Les études empiriques mettent en lumière d’importants problèmes concernant les pratiques de gestion des frontières en Éthiopie, notamment les failles au niveau de l’infrastructure et les obstacles bureaucratiques[1]. Le dédouanement semble prendre énormément de temps et les activités de commerce informel sont florissantes[2].
Toutefois, au cours des dernières années, d’importantes réformes ont permis de transformer les régimes douaniers dans l’ensemble de l’Afrique orientale, en particulier en Éthiopie, au Kenya, au Somaliland et à Djibouti. En Éthiopie, les processus de dédouanement ont été uniformisés et numérisés, contribuant à une plus grande efficacité et à une réduction des temps d’attente[3]. Le Kenya a adopté une approche axée sur le risque[4]. Le Somaliland poursuit ses efforts de modernisation, se centrant sur l’augmentation de la transparence en matière de règlementation et sur l’accélération du dédouanement du fret, bien qu’il reste encore quelques problèmes au niveau de la mise en œuvre[5]. Djibouti, qui occupe une position stratégique en tant que passerelle commerciale, profite d’une règlementation douanière conçue pour faciliter le traitement rapide des marchandises s’appuyant sur l’importante capacité de son port.[6]

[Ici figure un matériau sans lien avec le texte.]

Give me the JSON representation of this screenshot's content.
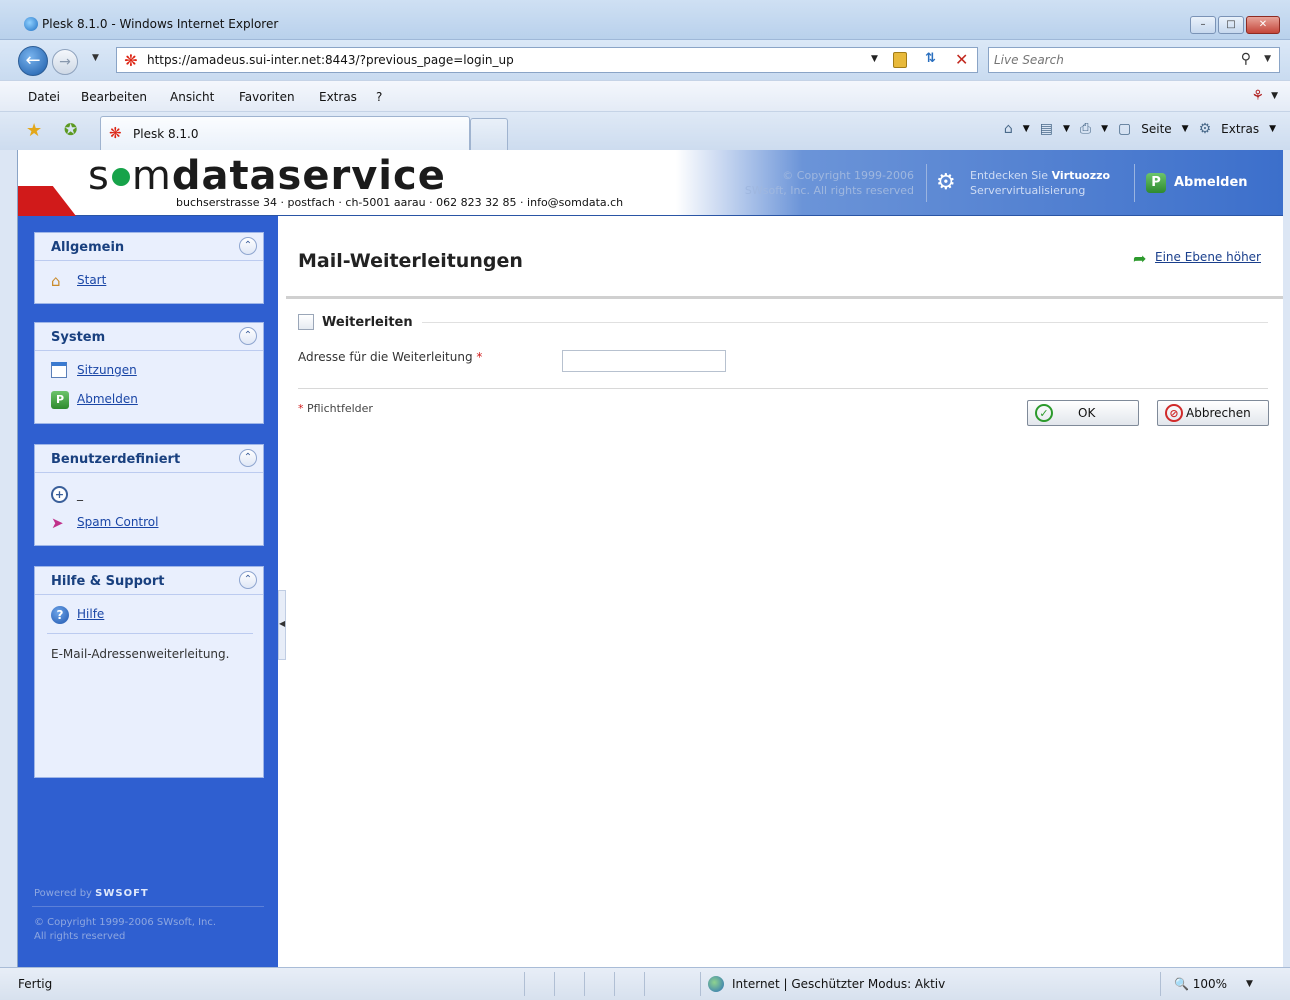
{
  "window": {
    "title": "Plesk 8.1.0 - Windows Internet Explorer"
  },
  "address_bar": {
    "url": "https://amadeus.sui-inter.net:8443/?previous_page=login_up"
  },
  "search": {
    "placeholder": "Live Search"
  },
  "menu": [
    "Datei",
    "Bearbeiten",
    "Ansicht",
    "Favoriten",
    "Extras",
    "?"
  ],
  "tab": {
    "label": "Plesk 8.1.0"
  },
  "command_bar": {
    "page_label": "Seite",
    "tools_label": "Extras"
  },
  "header": {
    "logo_part1": "s",
    "logo_part2": "m",
    "logo_bold": "dataservice",
    "address": "buchserstrasse 34 · postfach · ch-5001 aarau · 062 823 32 85 · info@somdata.ch",
    "copyright_line1": "© Copyright 1999-2006",
    "copyright_line2": "SWsoft, Inc. All rights reserved",
    "virtuozzo_line1_prefix": "Entdecken Sie ",
    "virtuozzo_line1_bold": "Virtuozzo",
    "virtuozzo_line2": "Servervirtualisierung",
    "logout_label": "Abmelden"
  },
  "sidebar": {
    "panels": [
      {
        "title": "Allgemein",
        "items": [
          {
            "label": "Start",
            "icon": "home-icon"
          }
        ]
      },
      {
        "title": "System",
        "items": [
          {
            "label": "Sitzungen",
            "icon": "sessions-icon"
          },
          {
            "label": "Abmelden",
            "icon": "logout-icon"
          }
        ]
      },
      {
        "title": "Benutzerdefiniert",
        "items": [
          {
            "label": "_",
            "icon": "custom-button-icon"
          },
          {
            "label": "Spam Control",
            "icon": "spam-control-icon"
          }
        ]
      },
      {
        "title": "Hilfe & Support",
        "items": [
          {
            "label": "Hilfe",
            "icon": "help-icon"
          }
        ],
        "description": "E-Mail-Adressenweiterleitung."
      }
    ],
    "powered_by_prefix": "Powered by",
    "powered_by_brand": "SWSOFT",
    "copyright_line1": "© Copyright 1999-2006 SWsoft, Inc.",
    "copyright_line2": "All rights reserved"
  },
  "main": {
    "title": "Mail-Weiterleitungen",
    "up_link": "Eine Ebene höher",
    "fieldset_legend": "Weiterleiten",
    "forward_enabled": false,
    "address_label": "Adresse für die Weiterleitung",
    "required_mark": "*",
    "address_value": "",
    "required_note": "Pflichtfelder",
    "ok_label": "OK",
    "cancel_label": "Abbrechen"
  },
  "statusbar": {
    "status": "Fertig",
    "zone": "Internet | Geschützter Modus: Aktiv",
    "zoom": "100%"
  }
}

Pour mieux comprendre la situation, en 2021, dans le cadre de mes études universitaires, j’ai effectué une étude de terrain dans trois bureaux de douane éthiopiens : à Tog Wajaale à la frontière avec le Somaliland, à Galafi à la frontière avec Djibouti et à Moyale à la frontière avec le Kenya. Les études en logistique et gestion de la chaîne d’approvisionnement que j’avais entamées à l’Université d’Addis-Abeba en 2016 m’avaient amené à m’intéresser à la gestion des frontières. L’étude de terrain constituait le mémoire que j’allais remettre pour obtenir mon diplôme de maîtrise.
J’ai choisi ces trois postes frontières compte tenu de leur importance pour le commerce infrarégional. Tog Wajaale, Galafi et Moyale constituent des points de transit essentiels pour la circulation des marchandises et des personnes entre l’Éthiopie et les pays voisins. Du fait de leur position stratégique, ils jouent un rôle pivot dans la dynamique économique de la Corne de l’Afrique.
J’ai adopté une démarche de recherche basée sur l’observation pour mener l’étude et j’ai donc examiné les pratiques des services présents aux frontières sans intervenir directement dans les processus ; j’ai également sondé 208 parties prenantes impliquées dans le commerce transfrontalier et la gestion des frontières afin de recueillir des informations sur leurs expériences et sur la façon dont elles percevaient la gestion des frontières. Les enquêtes ont été menées sur la base de questionnaires structurés qui ont été remplis soit lors d’entretiens en face à face soit sous format électronique.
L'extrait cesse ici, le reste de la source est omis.